A Brief History Of Aadhar
Aadhaar is one of the issues which has been constantly mired in controversy since its inception in 2009 by the UPA government, which appointed Nandan Nilekani- the Infosys Chief, to spearhead this identification drive. Till date, 1.19 billion people which are 99% of the Indian population has been enrolled in this biggest ever identification drive recorded in history. The idea was to issue a unique identification number to every citizen of India in order to make identification process easy and to reduce duplicity. Initially, there was no legislature to back this endeavour, which was quickly identified by the judiciary when cases against making Aadhaar mandatory for all citizens were filed by various Human right groups and concerned citizens.
The NDA government then passed the Aadhaar act in 2016 in order to make it a statutory body. However, this act was suspiciously introduced as a money bill which does not need the approval of the Upper House. This move was vehemently opposed by the opposition, which claimed that this was done in order to avoid any modification in the Rajya Sabha where the NDA government was in minority. Since the passage of this act, the BJP government led by PM Narendra Modi has made it a pet project along with the Digital India campaign. Concerns about the safety of the data collected coupled with frequent Aadhaar data leaks has surely created uneasiness among the common masses.
Concerns About Aadhar
The Supreme Court in a landmark judgment recognized the right to privacy as a fundamental right in 2017. The frequent leakages of Aadhaar details by the various government as well as non-government agencies pose a serious threat to the right to privacy. There are multiple avenues through which details of millions of Indians can be accessed. Several media reports suggest that the instruments used for acquiring biometric data of the applicants have been used by spy agencies like the FBI and CIA. The complacency shown by UIDAI in regards to data safety can thus quickly escalate into a major security concern. The situation is further aggravated by the fact that the government has been repeatedly forcing its citizens to link their bank accounts, phone numbers, voter id cards, pan cards etc with their Aadhaar card. This poses a serious threat to all the Aadhaar applicants, who might face issues of fraud and espionage in the near future. The magnitude of losses which might be incurred keeps on increasing with the linkage of additional details in the Aadhaar database.
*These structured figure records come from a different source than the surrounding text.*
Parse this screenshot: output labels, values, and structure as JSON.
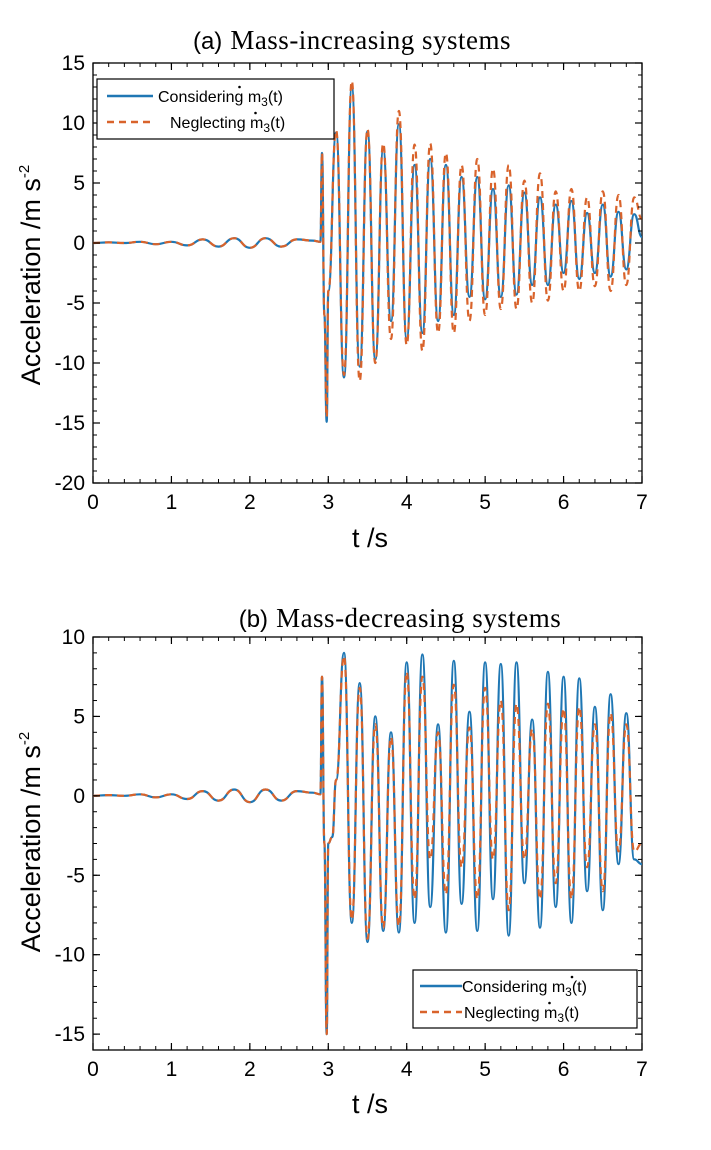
{
  "chart_data": [
    {
      "type": "line",
      "panel_label": "(a)",
      "title": "Mass-increasing systems",
      "xlabel": "t /s",
      "ylabel": "Acceleration /m s",
      "ylabel_sup": "-2",
      "xlim": [
        0,
        7
      ],
      "ylim": [
        -20,
        15
      ],
      "xticks": [
        "0",
        "1",
        "2",
        "3",
        "4",
        "5",
        "6",
        "7"
      ],
      "yticks": [
        "15",
        "10",
        "5",
        "0",
        "-5",
        "-10",
        "-15",
        "-20"
      ],
      "grid": false,
      "legend_position": "top-left",
      "series": [
        {
          "name": "Considering ṁ3(t)",
          "color": "#1f77b4",
          "style": "solid",
          "x": [
            0,
            0.2,
            0.4,
            0.6,
            0.8,
            1.0,
            1.2,
            1.4,
            1.6,
            1.8,
            2.0,
            2.2,
            2.4,
            2.6,
            2.8,
            2.9,
            2.92,
            2.95,
            2.98,
            3.0,
            3.1,
            3.2,
            3.3,
            3.4,
            3.5,
            3.6,
            3.7,
            3.8,
            3.9,
            4.0,
            4.1,
            4.2,
            4.3,
            4.4,
            4.5,
            4.6,
            4.7,
            4.8,
            4.9,
            5.0,
            5.1,
            5.2,
            5.3,
            5.4,
            5.5,
            5.6,
            5.7,
            5.8,
            5.9,
            6.0,
            6.1,
            6.2,
            6.3,
            6.4,
            6.5,
            6.6,
            6.7,
            6.8,
            6.9,
            7.0
          ],
          "values": [
            0,
            0.05,
            0,
            0.1,
            -0.1,
            0.1,
            -0.2,
            0.3,
            -0.3,
            0.4,
            -0.4,
            0.4,
            -0.3,
            0.3,
            0.2,
            0.1,
            7.5,
            -6,
            -14.9,
            -4,
            9.2,
            -11.2,
            13,
            -10.3,
            9.3,
            -9.7,
            7.8,
            -6.5,
            9.9,
            -8,
            6.5,
            -7.5,
            7,
            -6.5,
            6.5,
            -6,
            5.5,
            -4.5,
            5.5,
            -4.7,
            4.5,
            -4.5,
            4.8,
            -4.3,
            4.2,
            -3.5,
            3.8,
            -3.5,
            3.2,
            -2.5,
            3.5,
            -3.0,
            2.5,
            -2.5,
            3.2,
            -2.8,
            2.6,
            -2.2,
            2.4,
            0.5
          ]
        },
        {
          "name": "Neglecting ṁ3(t)",
          "color": "#d9632b",
          "style": "dashed",
          "x": [
            0,
            0.2,
            0.4,
            0.6,
            0.8,
            1.0,
            1.2,
            1.4,
            1.6,
            1.8,
            2.0,
            2.2,
            2.4,
            2.6,
            2.8,
            2.9,
            2.92,
            2.95,
            2.98,
            3.0,
            3.1,
            3.2,
            3.3,
            3.4,
            3.5,
            3.6,
            3.7,
            3.8,
            3.9,
            4.0,
            4.1,
            4.2,
            4.3,
            4.4,
            4.5,
            4.6,
            4.7,
            4.8,
            4.9,
            5.0,
            5.1,
            5.2,
            5.3,
            5.4,
            5.5,
            5.6,
            5.7,
            5.8,
            5.9,
            6.0,
            6.1,
            6.2,
            6.3,
            6.4,
            6.5,
            6.6,
            6.7,
            6.8,
            6.9,
            7.0
          ],
          "values": [
            0,
            0.05,
            0,
            0.1,
            -0.1,
            0.1,
            -0.2,
            0.3,
            -0.3,
            0.4,
            -0.4,
            0.4,
            -0.3,
            0.3,
            0.2,
            0.1,
            7.5,
            -6,
            -14.5,
            -4,
            9.4,
            -11,
            13.5,
            -11.5,
            9.5,
            -10,
            8.3,
            -8,
            11,
            -8.5,
            8.2,
            -9,
            8.3,
            -7.5,
            7.5,
            -7.5,
            6.5,
            -6.5,
            7,
            -6,
            6.2,
            -5.5,
            6.5,
            -5.5,
            5.2,
            -5,
            5.8,
            -4.8,
            4.3,
            -4.0,
            4.5,
            -4.0,
            3.8,
            -3.6,
            4.3,
            -4.0,
            4.0,
            -3.5,
            3.8,
            2.0
          ]
        }
      ]
    },
    {
      "type": "line",
      "panel_label": "(b)",
      "title": "Mass-decreasing systems",
      "xlabel": "t /s",
      "ylabel": "Acceleration /m s",
      "ylabel_sup": "-2",
      "xlim": [
        0,
        7
      ],
      "ylim": [
        -16,
        10
      ],
      "xticks": [
        "0",
        "1",
        "2",
        "3",
        "4",
        "5",
        "6",
        "7"
      ],
      "yticks": [
        "10",
        "5",
        "0",
        "-5",
        "-10",
        "-15"
      ],
      "grid": false,
      "legend_position": "bottom-right",
      "series": [
        {
          "name": "Considering ṁ3(t)",
          "color": "#1f77b4",
          "style": "solid",
          "x": [
            0,
            0.2,
            0.4,
            0.6,
            0.8,
            1.0,
            1.2,
            1.4,
            1.6,
            1.8,
            2.0,
            2.2,
            2.4,
            2.6,
            2.8,
            2.9,
            2.92,
            2.95,
            2.98,
            3.0,
            3.05,
            3.1,
            3.2,
            3.3,
            3.4,
            3.5,
            3.6,
            3.7,
            3.8,
            3.9,
            4.0,
            4.1,
            4.2,
            4.3,
            4.4,
            4.5,
            4.6,
            4.7,
            4.8,
            4.9,
            5.0,
            5.1,
            5.2,
            5.3,
            5.4,
            5.5,
            5.6,
            5.7,
            5.8,
            5.9,
            6.0,
            6.1,
            6.2,
            6.3,
            6.4,
            6.5,
            6.6,
            6.7,
            6.8,
            6.9,
            7.0
          ],
          "values": [
            0,
            0.05,
            0,
            0.1,
            -0.1,
            0.1,
            -0.2,
            0.3,
            -0.3,
            0.4,
            -0.4,
            0.4,
            -0.3,
            0.3,
            0.2,
            0.1,
            7.5,
            -3,
            -15,
            -3,
            -2.6,
            1,
            9.0,
            -8,
            7.1,
            -9.2,
            5.0,
            -8.5,
            4.0,
            -8.6,
            8.4,
            -8,
            8.9,
            -7.0,
            4.5,
            -8.6,
            8.5,
            -6.8,
            5.3,
            -8.5,
            8.4,
            -6.5,
            8.3,
            -8.8,
            8.4,
            -5.5,
            4.8,
            -8.3,
            7.8,
            -7.0,
            7.5,
            -8.0,
            7.4,
            -6.0,
            5.6,
            -7.2,
            6.4,
            -4.3,
            5.2,
            -4.0,
            -4.3
          ]
        },
        {
          "name": "Neglecting ṁ3(t)",
          "color": "#d9632b",
          "style": "dashed",
          "x": [
            0,
            0.2,
            0.4,
            0.6,
            0.8,
            1.0,
            1.2,
            1.4,
            1.6,
            1.8,
            2.0,
            2.2,
            2.4,
            2.6,
            2.8,
            2.9,
            2.92,
            2.95,
            2.98,
            3.0,
            3.05,
            3.1,
            3.2,
            3.3,
            3.4,
            3.5,
            3.6,
            3.7,
            3.8,
            3.9,
            4.0,
            4.1,
            4.2,
            4.3,
            4.4,
            4.5,
            4.6,
            4.7,
            4.8,
            4.9,
            5.0,
            5.1,
            5.2,
            5.3,
            5.4,
            5.5,
            5.6,
            5.7,
            5.8,
            5.9,
            6.0,
            6.1,
            6.2,
            6.3,
            6.4,
            6.5,
            6.6,
            6.7,
            6.8,
            6.9,
            7.0
          ],
          "values": [
            0,
            0.05,
            0,
            0.1,
            -0.1,
            0.1,
            -0.2,
            0.3,
            -0.3,
            0.4,
            -0.4,
            0.4,
            -0.3,
            0.3,
            0.2,
            0.1,
            7.5,
            -3,
            -15,
            -3,
            -2.6,
            1,
            8.8,
            -7.8,
            6.8,
            -9.0,
            4.5,
            -8.3,
            3.7,
            -8.2,
            7.8,
            -6.5,
            7.5,
            -4.0,
            4.0,
            -6.2,
            7.0,
            -4.5,
            4.3,
            -6.5,
            6.8,
            -4.0,
            6.0,
            -7.2,
            5.8,
            -4.0,
            4.2,
            -6.5,
            5.8,
            -5.5,
            5.5,
            -6.5,
            5.6,
            -4.5,
            4.5,
            -6.0,
            5.2,
            -3.5,
            4.5,
            -3.5,
            -3.0
          ]
        }
      ]
    }
  ],
  "legend_labels": {
    "considering_prefix": "Considering ",
    "neglecting_prefix": "Neglecting ",
    "m_char": "m",
    "sub": "3",
    "suffix": "(t)"
  }
}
The State Of Constant Confusion Revolving Around Aadhaar
The UIDAI has been consistently shying away from these concerns on the pretext that the Aadhaar has been helpful in reducing discrepancies in the Public Distribution System. However several financial experts have pointed out the fact that the amount spent in enacting Aadhaar has been much more than the amount which the government has saved from reducing corruption in PDS. The honourable Supreme Court has time and again reiterated that Aadhaar is optional and cannot be made mandatory for availing government services. Despite these rulings, many needy individuals have been denied government services for not possessing an Aadhar card. The death of a minor girl due to starvation, in Jharkhand, is one of the starkest reminders of the problems posed by the Aadhaar act. In darker times the Aadhaar details can also be used for ethnic cleansing. The NSA of India Mr Ajit Doval has also once said in an interview that the ultimate motive of Aadhaar is to weed out illegal aliens.
Grave Concerns Related To Internal Security Of India
Cyber-attack has been the latest addition to the weaponry of security forces across the world. Recent investigations carried out by CIA allegedly confirmed the meddling of Russian spying agencies in the USA Presidential elections. A ransomware called CRY created ripples worldwide when it forced hundreds of victims to pay huge sums of money in order to keep their personal data safe.
Vladimir Putin too recognized cyber warfare and Artificial Intelligence to be the most important factor which would determine the victory of a nation in future warfare. All major superpowers have taken various concrete steps in order to tackle this menace. India, which aspires to be a superpower has however lagged behind in dealing with issues of cybersecurity and data leakages. A Union Minister commented that ‘privacy concerns’ are first world issues and don’t apply to a third world nation like India. This apathy shown by the Indian policymakers can lead to serious implications in future if it is not dealt in an effective manner. Non-seriousness in protecting Aadhaar details of Indian citizens can prove to be a live minefield, in the event of war or face-offs with other countries in future. Thus it is the need of the hour to take data leaks and privacy concerns seriously in order to avoid any untoward incident in the coming days.